The Story of a Three-Day Pass (Melvin Van Peebles / France, 1967):
(La Permission)

One band of outsiders deserves another, Melvin Van Peebles in his feature debut shares the resistance with the Nouvelle Vague. The perfect furlough for the Yankee soldier stationed overseas (Harry Baird), "the captain's new colored boy" (as his own reflection sneers in the split-screen mirror) but from Friday to Sunday a free man in France. Parisian tours, parks and nightclubs and catacombs, hepcat shades and cigarettes replace Army greens yet they're still a uniform. (His invitation to the dance is eventually accepted when the tinted lenses are knocked out to reveal the outsider's vulnerability.) "Confidence is the key to military strength," the shopgirl (Nicole Berger) prefers tenderness, they're off to Normandy.

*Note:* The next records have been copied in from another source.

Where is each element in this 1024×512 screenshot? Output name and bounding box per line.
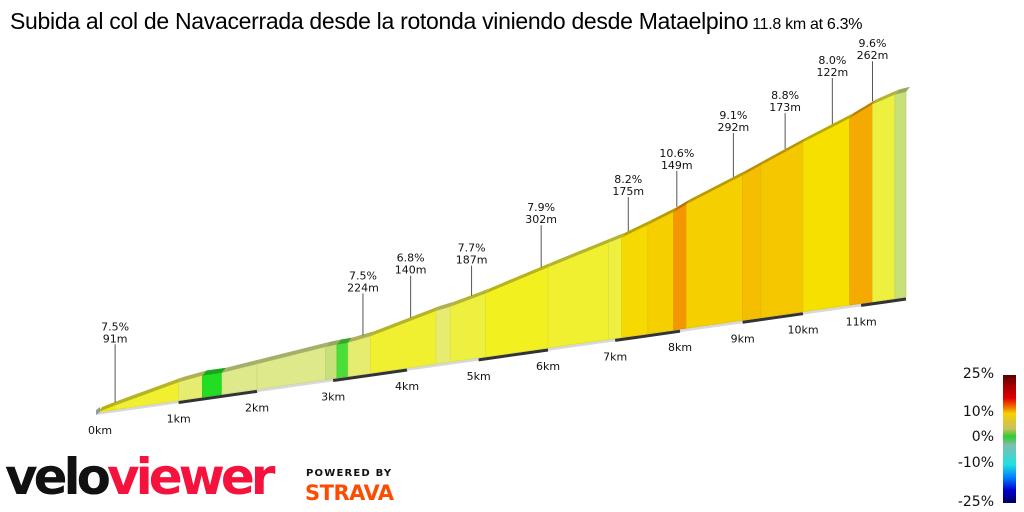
km-band bbox=[614, 329, 681, 342]
gradient-segment bbox=[647, 211, 674, 335]
segment-top-face bbox=[548, 237, 613, 268]
title-text: Subida al col de Navacerrada desde la ro… bbox=[10, 8, 749, 34]
annotation-length: 262m bbox=[857, 49, 889, 62]
gradient-legend-bar bbox=[1003, 375, 1016, 503]
segment-top-face bbox=[647, 206, 678, 225]
gradient-segment bbox=[608, 236, 623, 340]
start-cap bbox=[96, 407, 100, 415]
segment-top-face bbox=[202, 367, 227, 376]
annotation-length: 173m bbox=[769, 101, 801, 114]
km-tick-label: 4km bbox=[395, 380, 419, 393]
annotation-gradient: 8.0% bbox=[818, 54, 846, 67]
annotation-gradient: 9.1% bbox=[719, 109, 747, 122]
gradient-segment bbox=[347, 335, 371, 377]
chart-title: Subida al col de Navacerrada desde la ro… bbox=[10, 8, 862, 35]
km-tick-label: 0km bbox=[88, 424, 112, 437]
annotation-gradient: 8.8% bbox=[771, 89, 799, 102]
annotation-gradient: 7.9% bbox=[527, 201, 555, 214]
annotation-length: 149m bbox=[661, 159, 693, 172]
annotation-length: 140m bbox=[395, 264, 427, 277]
segment-top-face bbox=[257, 341, 330, 365]
segment-top-face bbox=[673, 199, 691, 212]
segment-top-face bbox=[370, 305, 440, 337]
annotation-length: 292m bbox=[718, 121, 750, 134]
km-tick-label: 10km bbox=[787, 324, 818, 337]
segment-top-face bbox=[435, 301, 455, 311]
segment-top-face bbox=[336, 337, 353, 345]
gradient-segment bbox=[673, 203, 687, 331]
km-tick-label: 11km bbox=[846, 315, 877, 328]
gradient-segment bbox=[202, 372, 223, 398]
annotation-gradient: 7.5% bbox=[349, 269, 377, 282]
legend-label: 25% bbox=[962, 366, 994, 382]
segment-top-face bbox=[450, 288, 490, 307]
segment-top-face bbox=[760, 137, 807, 166]
segment-top-face bbox=[686, 170, 747, 205]
legend-label: -10% bbox=[957, 455, 994, 471]
segment-top-face bbox=[742, 160, 765, 176]
strava-logo: STRAVA bbox=[305, 481, 394, 505]
legend-label: 10% bbox=[962, 404, 994, 420]
logo-viewer: viewer bbox=[107, 448, 275, 506]
km-band bbox=[478, 348, 549, 362]
segment-top-face bbox=[114, 377, 183, 406]
km-tick-label: 5km bbox=[467, 370, 491, 383]
segment-top-face bbox=[849, 99, 877, 118]
segment-top-face bbox=[872, 89, 899, 105]
legend-label: 0% bbox=[971, 429, 994, 445]
powered-by-text: POWERED BY bbox=[306, 468, 393, 479]
segment-top-face bbox=[485, 262, 552, 294]
segment-top-face bbox=[894, 86, 911, 95]
km-tick-label: 9km bbox=[731, 332, 755, 345]
veloviewer-logo: veloviewer bbox=[5, 452, 275, 502]
segment-top-face bbox=[348, 331, 375, 343]
km-band bbox=[742, 312, 804, 324]
segment-top-face bbox=[222, 359, 261, 373]
annotation-gradient: 9.6% bbox=[859, 37, 887, 50]
gradient-segment bbox=[894, 91, 907, 299]
annotation-gradient: 7.5% bbox=[101, 320, 129, 333]
annotation-gradient: 6.8% bbox=[397, 252, 425, 265]
segment-top-face bbox=[608, 232, 626, 243]
gradient-segment bbox=[802, 117, 850, 313]
gradient-segment bbox=[621, 224, 649, 338]
km-tick-label: 1km bbox=[167, 413, 191, 426]
km-tick-label: 3km bbox=[321, 391, 345, 404]
gradient-segment bbox=[325, 344, 338, 380]
annotation-gradient: 7.7% bbox=[458, 242, 486, 255]
annotation-length: 302m bbox=[525, 213, 557, 226]
annotation-gradient: 8.2% bbox=[614, 173, 642, 186]
segment-top-face bbox=[178, 370, 207, 383]
climb-summary: 11.8 km at 6.3% bbox=[752, 16, 863, 33]
km-tick-label: 7km bbox=[603, 350, 627, 363]
annotation-length: 91m bbox=[103, 332, 128, 345]
segment-top-face bbox=[803, 112, 854, 143]
gradient-segment bbox=[742, 164, 762, 321]
legend-label: -25% bbox=[957, 494, 994, 510]
gradient-segment bbox=[485, 266, 549, 358]
km-band bbox=[332, 368, 408, 383]
km-tick-label: 6km bbox=[536, 360, 560, 373]
km-tick-label: 8km bbox=[668, 341, 692, 354]
annotation-length: 175m bbox=[612, 185, 644, 198]
annotation-length: 122m bbox=[816, 66, 848, 79]
gradient-segment bbox=[435, 306, 451, 365]
gradient-segment bbox=[872, 93, 896, 303]
segment-top-face bbox=[98, 400, 119, 412]
segment-top-face bbox=[621, 219, 652, 238]
logo-velo: velo bbox=[5, 448, 111, 506]
annotation-length: 187m bbox=[456, 254, 488, 267]
km-tick-label: 2km bbox=[245, 401, 269, 414]
annotation-length: 224m bbox=[347, 281, 379, 294]
gradient-segment bbox=[849, 103, 873, 306]
km-band bbox=[860, 297, 907, 307]
gradient-segment bbox=[336, 342, 349, 379]
annotation-gradient: 10.6% bbox=[659, 147, 694, 160]
segment-top-face bbox=[325, 339, 341, 347]
gradient-segment bbox=[547, 242, 609, 349]
km-band bbox=[178, 389, 258, 405]
gradient-segment bbox=[760, 141, 804, 319]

A year after Sidney Poitier could barely smooch Katharine Houghton in Guess Who's Coming to Dinner, a full-on romp—the overhead angle of nervous anticipation gives way laughingly to a carnal collage between the sheets. "Le rapprochement franco-américain" (cf. Àbout de souffle), jump-cuts and freeze-frames are nothing if not the language of jazz. (Gance's floating dolly breezes through, on its way to Spike Lee.) The Clock, Hiroshima Mon Amour, The Happy Road. "Today we'll see how a man can unchain himself!" Fantasies—his lordly manor, her jungle marauders—before the sweet dream of lovers on the roof above racist cretins. Rain inevitably comes to the sunny beach, Demy's sailors from another angle, "un vrai soldat." The expatriate's affair, a Van Peebles pit stop lyrical and barbed. Flamenco plus "Roll Me Over in the Clover," a hymn from home courtesy of the Harlem Royal Crusading Angels. Disillusionment back in the barracks, perhaps, "but then again I'm not a philosopher." In black and white.